This chapter, which sounds almost derogatory in nature, challenges the notion that certain Asian cultures are born with a mathematical skill that, on average, no other culture can compete with. While they have an advanced mathematical skill, it is not something they are born with. Gladwell once again solidifies the fact that cultural background and the construct of our family have more influence on us later in life than we choose to consciously admit. We are all truly products of our environment, and are guilty of association down to the most basic of influences.

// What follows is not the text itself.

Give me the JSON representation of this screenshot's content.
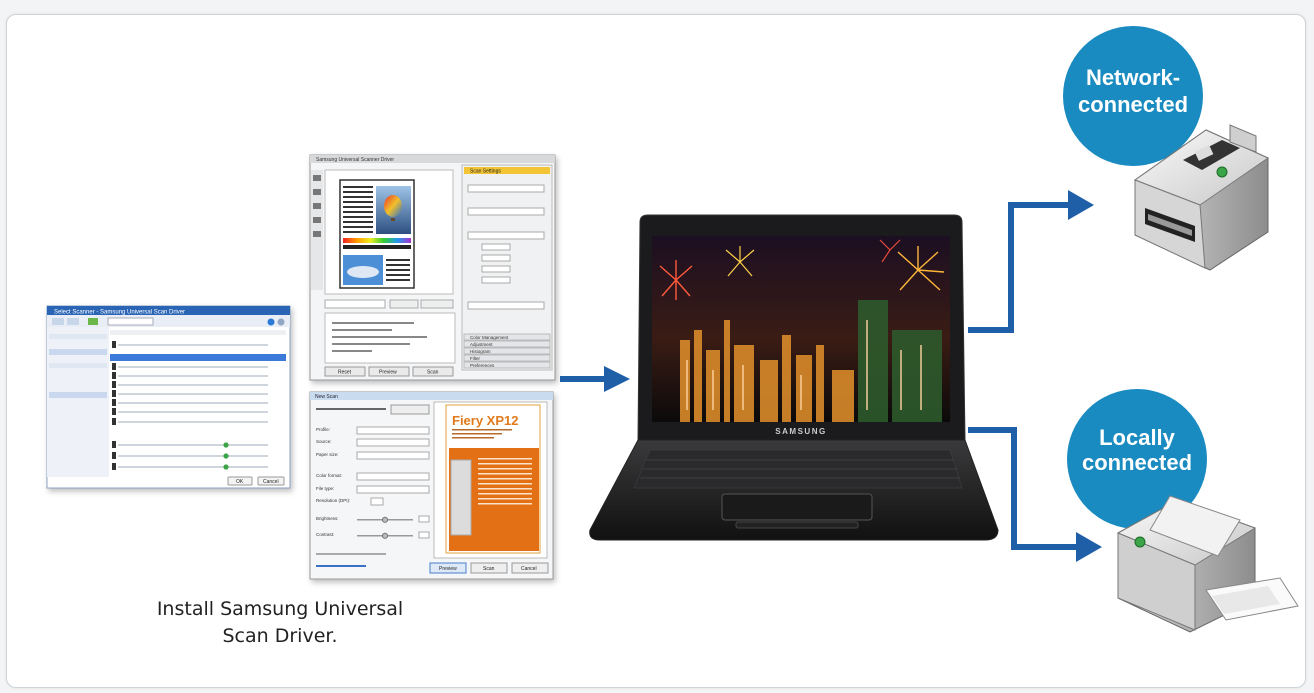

Rice cultivation is one of the most tedious farming jobs in its industry. It is an extremely detailed process and the slightest miscalculation in irrigation or clay pan solidity can ruin your crop. It is said that rice farmers work harder than any other farmers. Rice farming is also skill-oriented, as compared to tech-oriented farming in Western civilizations. If we use the 10,000 hour rule with a rice farmers 3000 average hours of work per year, then they could become world-class experts in barely over three years. That is about twenty more hours per week than our average here in the states, and is a testament to their work ethic. Being raised in this environment as a child develops a personality that doesn’t recognize it as hard work. It recognizes it as the standard. The same is said when it comes to their study habits. Gladwell observes, “Asian students have a reputation for being in the library long after everyone else has left.” Many take offense to this reputation, but it should only contribute to a greater sense of pride.

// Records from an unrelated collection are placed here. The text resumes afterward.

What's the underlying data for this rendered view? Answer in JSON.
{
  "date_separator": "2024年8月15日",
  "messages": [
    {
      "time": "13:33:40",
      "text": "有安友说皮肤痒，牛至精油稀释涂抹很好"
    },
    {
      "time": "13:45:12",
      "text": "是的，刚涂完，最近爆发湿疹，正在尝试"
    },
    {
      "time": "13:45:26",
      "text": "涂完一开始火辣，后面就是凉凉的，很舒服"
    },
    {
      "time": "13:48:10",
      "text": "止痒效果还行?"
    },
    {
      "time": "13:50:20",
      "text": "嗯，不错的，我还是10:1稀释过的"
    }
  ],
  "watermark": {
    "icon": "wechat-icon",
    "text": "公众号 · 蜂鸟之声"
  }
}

The significance of mathematics:
Certain Asian cultures have an early head-start in math compared to their Western counterparts, but it is not due to studying at an earlier age. It is based in the fundamentals of their language. The linguistics of our numerical system is organized in a very clumsy manner, and its structure doesn’t make a lot of sense. The following passage from this chapter could not have been stated any better:
In English, we say fourteen, sixteen, seventeen, eighteen, and nineteen, so one might expect that we would also say oneteen, twoteen, threeteen, and fiveteen. But we don’t. We use a different form: eleven, twelve, thirteen, and fifteen. Similarly, we have forty, and sixty, which sound like the words they are related to (four and six). But we also say fifty and thirty and twenty, which sort of sound like five and three and two, but not really. And, for that matter, for numbers above twenty, we put the “decade” first and the unit number second (twenty-one, twenty-two), whereas for the teens, we do it the other way around (fourteen, seventeen, eighteen). The number system in English is highly irregular. Not so in China, Japan, and Korea. They have a logical counting system. Eleven is ten-one. Twenty is ten-two. Twenty-four is two-tens-four and so on.

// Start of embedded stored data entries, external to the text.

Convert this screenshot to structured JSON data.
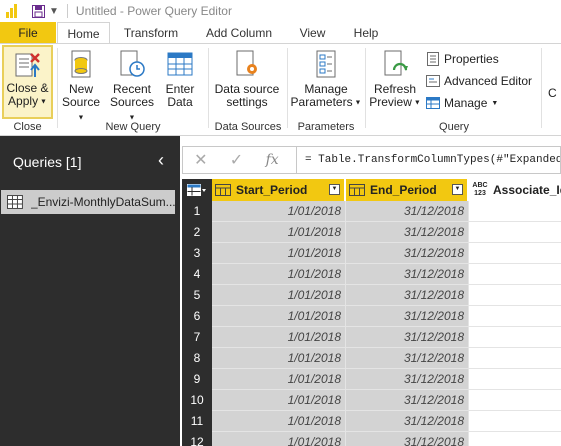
{
  "window": {
    "title": "Untitled - Power Query Editor"
  },
  "tabs": [
    {
      "label": "File"
    },
    {
      "label": "Home"
    },
    {
      "label": "Transform"
    },
    {
      "label": "Add Column"
    },
    {
      "label": "View"
    },
    {
      "label": "Help"
    }
  ],
  "ribbon": {
    "close_apply": {
      "line1": "Close &",
      "line2": "Apply"
    },
    "new_source": {
      "line1": "New",
      "line2": "Source"
    },
    "recent_sources": {
      "line1": "Recent",
      "line2": "Sources"
    },
    "enter_data": {
      "line1": "Enter",
      "line2": "Data"
    },
    "data_source_settings": {
      "line1": "Data source",
      "line2": "settings"
    },
    "manage_parameters": {
      "line1": "Manage",
      "line2": "Parameters"
    },
    "refresh_preview": {
      "line1": "Refresh",
      "line2": "Preview"
    },
    "properties": "Properties",
    "advanced_editor": "Advanced Editor",
    "manage": "Manage",
    "partial_next": "C",
    "groups": {
      "close": "Close",
      "new_query": "New Query",
      "data_sources": "Data Sources",
      "parameters": "Parameters",
      "query": "Query"
    }
  },
  "queries": {
    "title": "Queries [1]",
    "items": [
      {
        "name": "_Envizi-MonthlyDataSum..."
      }
    ]
  },
  "formula": "= Table.TransformColumnTypes(#\"Expanded",
  "table": {
    "columns": [
      {
        "name": "Start_Period",
        "type_icon": "calendar-icon"
      },
      {
        "name": "End_Period",
        "type_icon": "calendar-icon"
      },
      {
        "name": "Associate_Id",
        "type_icon": "any-type-icon",
        "type_text_top": "ABC",
        "type_text_bottom": "123"
      }
    ],
    "rows": [
      {
        "n": "1",
        "start": "1/01/2018",
        "end": "31/12/2018"
      },
      {
        "n": "2",
        "start": "1/01/2018",
        "end": "31/12/2018"
      },
      {
        "n": "3",
        "start": "1/01/2018",
        "end": "31/12/2018"
      },
      {
        "n": "4",
        "start": "1/01/2018",
        "end": "31/12/2018"
      },
      {
        "n": "5",
        "start": "1/01/2018",
        "end": "31/12/2018"
      },
      {
        "n": "6",
        "start": "1/01/2018",
        "end": "31/12/2018"
      },
      {
        "n": "7",
        "start": "1/01/2018",
        "end": "31/12/2018"
      },
      {
        "n": "8",
        "start": "1/01/2018",
        "end": "31/12/2018"
      },
      {
        "n": "9",
        "start": "1/01/2018",
        "end": "31/12/2018"
      },
      {
        "n": "10",
        "start": "1/01/2018",
        "end": "31/12/2018"
      },
      {
        "n": "11",
        "start": "1/01/2018",
        "end": "31/12/2018"
      },
      {
        "n": "12",
        "start": "1/01/2018",
        "end": "31/12/2018"
      }
    ]
  },
  "colors": {
    "accent": "#f2c811",
    "queries_pane": "#2d2d2d"
  }
}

The base numbers in these languages are also shorter to say, think, and therefore mentally process. It is no wonder why they are more advanced mathematically. Our system just makes it more difficult on us. Their experience tied with the work ethic of their culture makes them prime candidates to surpass us numerically. Considering the fact they run circles around us in numbers, it kind of makes you wonder how long the Chinese have been manipulating their currency, if in fact the accusation is true.
“Don’t depend on heaven for food, but on your own two hands carrying the load.”